Python >= 3.7 compatible.

Summary

Installation

  • Install gazouilloire

    pip install gazouilloire
    
  • Install ElasticSearch, version 7.X (you can also use Docker for this)

  • Init gazouilloire collection in a specific directory...

    gazou init path/to/collection/directory
    
  • ...or in the current directory

    gazou init
    

a config.json file is created. Open it to configure the collection parameters.

Quick start

  • Set your Twitter API key and generate the related Access Token

    "twitter": {
        "key": "<Consumer Key (API Key)>xxxxxxxxxxxxxxxxxxxxx",
        "secret": "<Consumer Secret (API Secret)>xxxxxxxxxxxxxxxxxxxxxxxxxxxxxxxxxxxxxxxxxxx",
        "oauth_token": "<Access Token>xxxxxxxxx-xxxxxxxxxxxxxxxxxxxxxxxxxxxxxxxxxxxxxxxx",
        "oauth_secret": "<Access Token Secret>xxxxxxxxxxxxxxxxxxxxxxxxxxxxxxxxxxxxxxxxx"
    }
    
  • Set your ElasticSearch connection (host & port) within the database section and choose a database name that will host your corpus' index:

    "database": {
        "host": "localhost",
        "port": 9200,
        "db_name": "medialab-tweets"
    }
    

Note that ElasticSearch's databases names must be lowercased and without any space or accented character.

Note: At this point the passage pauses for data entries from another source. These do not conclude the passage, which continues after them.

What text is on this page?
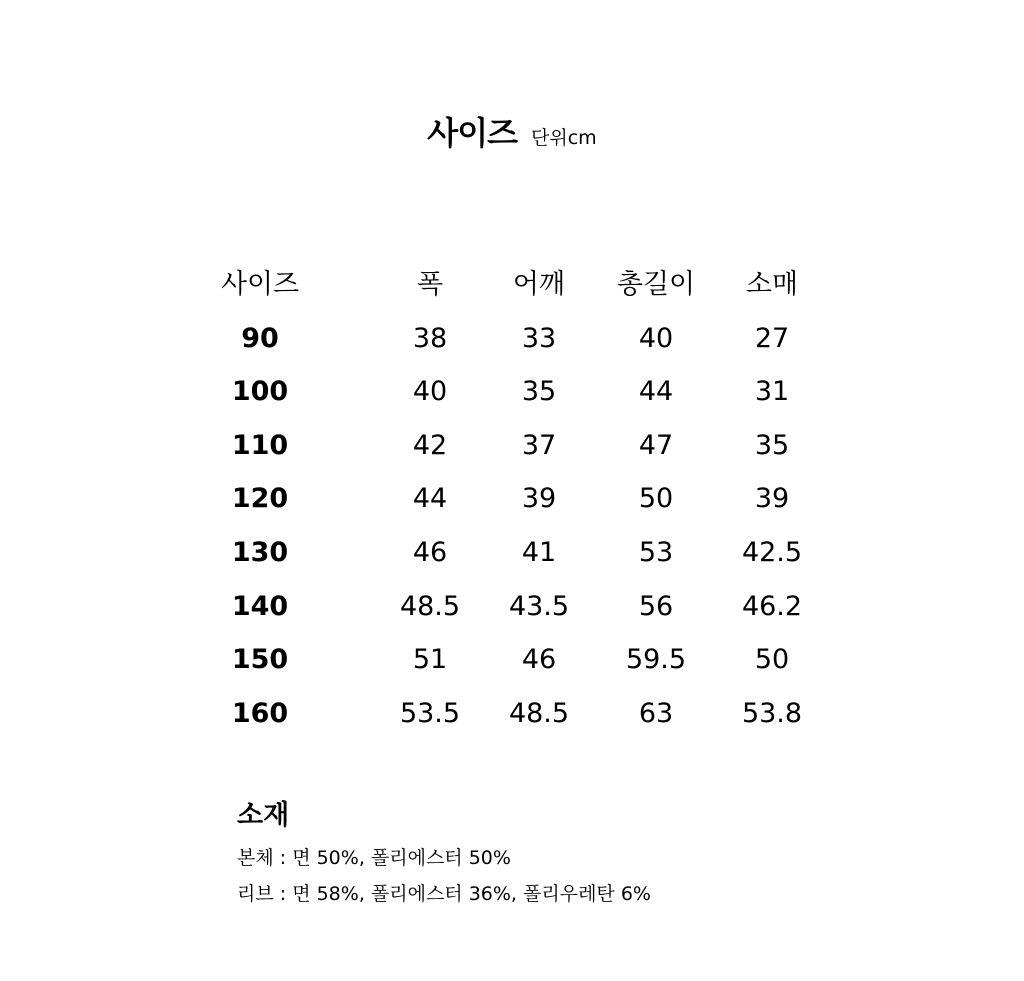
사이즈 단위cm
사이즈	폭	어깨	총길이	소매
90	38	33	40	27
100	40	35	44	31
110	42	37	47	35
120	44	39	50	39
130	46	41	53	42.5
140	48.5	43.5	56	46.2
150	51	46	59.5	50
160	53.5	48.5	63	53.8
소재
본체 : 면 50%, 폴리에스터 50%
리브 : 면 58%, 폴리에스터 36%, 폴리우레탄 6%
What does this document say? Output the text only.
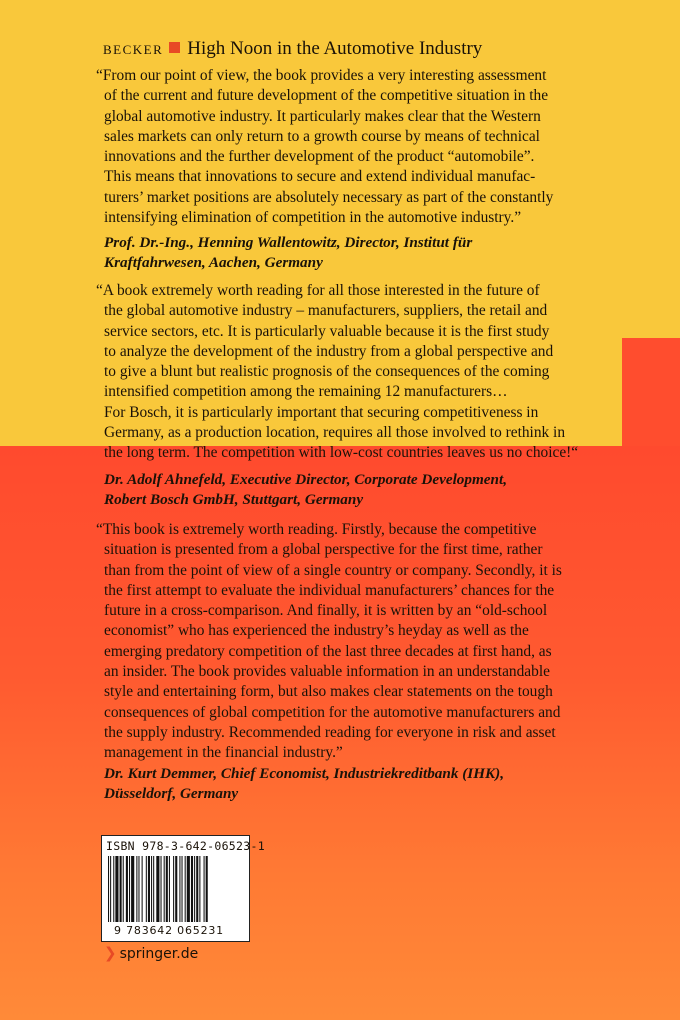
BECKER High Noon in the Automotive Industry
“From our point of view, the book provides a very interesting assessment
of the current and future development of the competitive situation in the
global automotive industry. It particularly makes clear that the Western
sales markets can only return to a growth course by means of technical
innovations and the further development of the product “automobile”.
This means that innovations to secure and extend individual manufac-
turers’ market positions are absolutely necessary as part of the constantly
intensifying elimination of competition in the automotive industry.”
Prof. Dr.-Ing., Henning Wallentowitz, Director, Institut für
Kraftfahrwesen, Aachen, Germany
“A book extremely worth reading for all those interested in the future of
the global automotive industry – manufacturers, suppliers, the retail and
service sectors, etc. It is particularly valuable because it is the first study
to analyze the development of the industry from a global perspective and
to give a blunt but realistic prognosis of the consequences of the coming
intensified competition among the remaining 12 manufacturers…
For Bosch, it is particularly important that securing competitiveness in
Germany, as a production location, requires all those involved to rethink in
the long term. The competition with low-cost countries leaves us no choice!“
Dr. Adolf Ahnefeld, Executive Director, Corporate Development,
Robert Bosch GmbH, Stuttgart, Germany
“This book is extremely worth reading. Firstly, because the competitive
situation is presented from a global perspective for the first time, rather
than from the point of view of a single country or company. Secondly, it is
the first attempt to evaluate the individual manufacturers’ chances for the
future in a cross-comparison. And finally, it is written by an “old-school
economist” who has experienced the industry’s heyday as well as the
emerging predatory competition of the last three decades at first hand, as
an insider. The book provides valuable information in an understandable
style and entertaining form, but also makes clear statements on the tough
consequences of global competition for the automotive manufacturers and
the supply industry. Recommended reading for everyone in risk and asset
management in the financial industry.”
Dr. Kurt Demmer, Chief Economist, Industriekreditbank (IHK),
Düsseldorf, Germany
ISBN 978-3-642-06523-1
9 783642 065231
❯ springer.de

  • Write down the list of desired keywords and @users and/or the list of desired url_pieces as json arrays:

    "keywords": [
        "amour",
        "\"mots successifs\"",
        "@medialab_scpo"
    ],
    "url_pieces": [
        "medialab.sciencespo.fr/fr"
    ],
    

    Read below the advanced settings section to setup more filters and options or to get precisions on how to properly write your queries within keywords.

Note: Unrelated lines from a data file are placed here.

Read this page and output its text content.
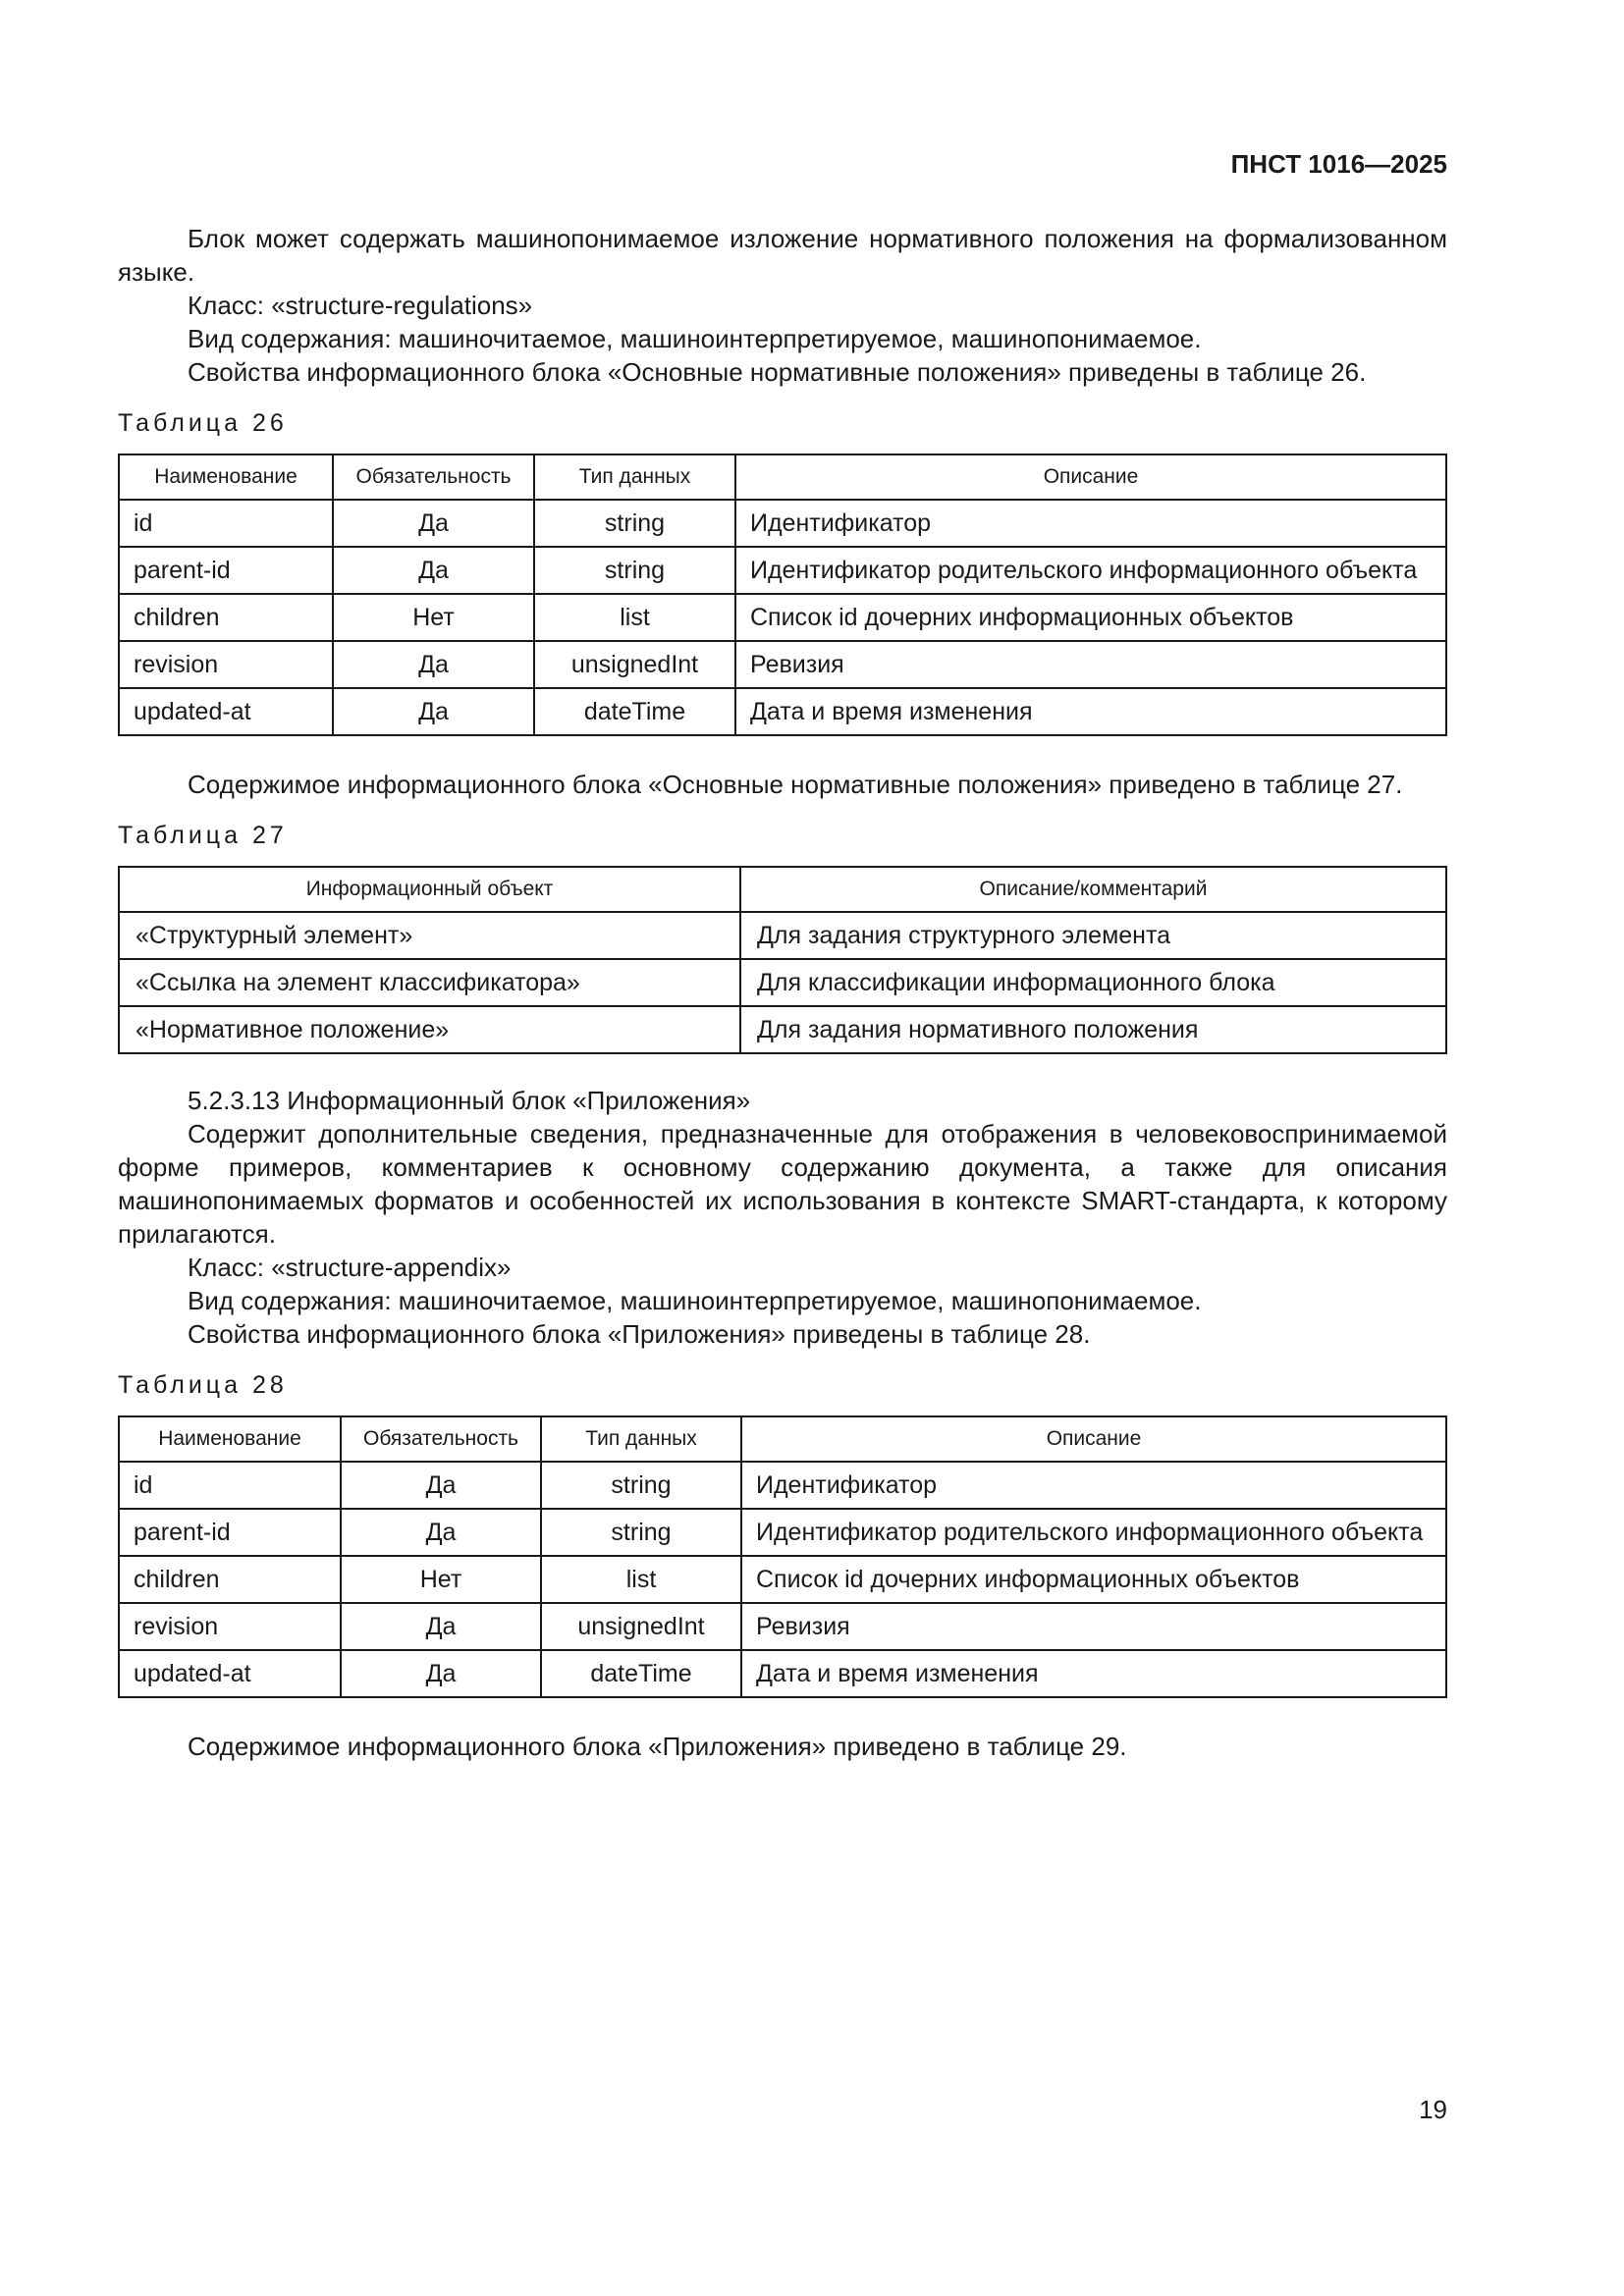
ПНСТ 1016—2025

Блок может содержать машинопонимаемое изложение нормативного положения на формализованном языке.

Класс: «structure-regulations»

Вид содержания: машиночитаемое, машиноинтерпретируемое, машинопонимаемое.

Свойства информационного блока «Основные нормативные положения» приведены в таблице 26.

Таблица 26
Наименование	Обязательность	Тип данных	Описание
id	Да	string	Идентификатор
parent-id	Да	string	Идентификатор родительского информационного объекта
children	Нет	list	Список id дочерних информационных объектов
revision	Да	unsignedInt	Ревизия
updated-at	Да	dateTime	Дата и время изменения

Содержимое информационного блока «Основные нормативные положения» приведено в таблице 27.

Таблица 27
Информационный объект	Описание/комментарий
«Структурный элемент»	Для задания структурного элемента
«Ссылка на элемент классификатора»	Для классификации информационного блока
«Нормативное положение»	Для задания нормативного положения

5.2.3.13 Информационный блок «Приложения»

Содержит дополнительные сведения, предназначенные для отображения в человековоспринимаемой форме примеров, комментариев к основному содержанию документа, а также для описания машинопонимаемых форматов и особенностей их использования в контексте SMART-стандарта, к которому прилагаются.

Класс: «structure-appendix»

Вид содержания: машиночитаемое, машиноинтерпретируемое, машинопонимаемое.

Свойства информационного блока «Приложения» приведены в таблице 28.

Таблица 28
Наименование	Обязательность	Тип данных	Описание
id	Да	string	Идентификатор
parent-id	Да	string	Идентификатор родительского информационного объекта
children	Нет	list	Список id дочерних информационных объектов
revision	Да	unsignedInt	Ревизия
updated-at	Да	dateTime	Дата и время изменения

Содержимое информационного блока «Приложения» приведено в таблице 29.

19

  • Start the collection by typing the following command in your terminal:

    gazou run
    

    or, if the config file is located in another directory than the current one:

    gazou run path/to/collection/directory
    

    Read below the daemon section to let gazouilloire run continuously on a server and how to set up automatic restarts.

Disk space

Before starting the collection, you should make sure that you will have enough disk space. It takes about 1GB per million tweets collected (without images and other media contents).

You should also consider starting gazouilloire in multi-index mode if the collection is planed to exceed 100 million tweets, or simply restart your collection in a new folder and a new db_name (i.e. open another ElasticSearch index) if the current collection exceeds 150 million tweets.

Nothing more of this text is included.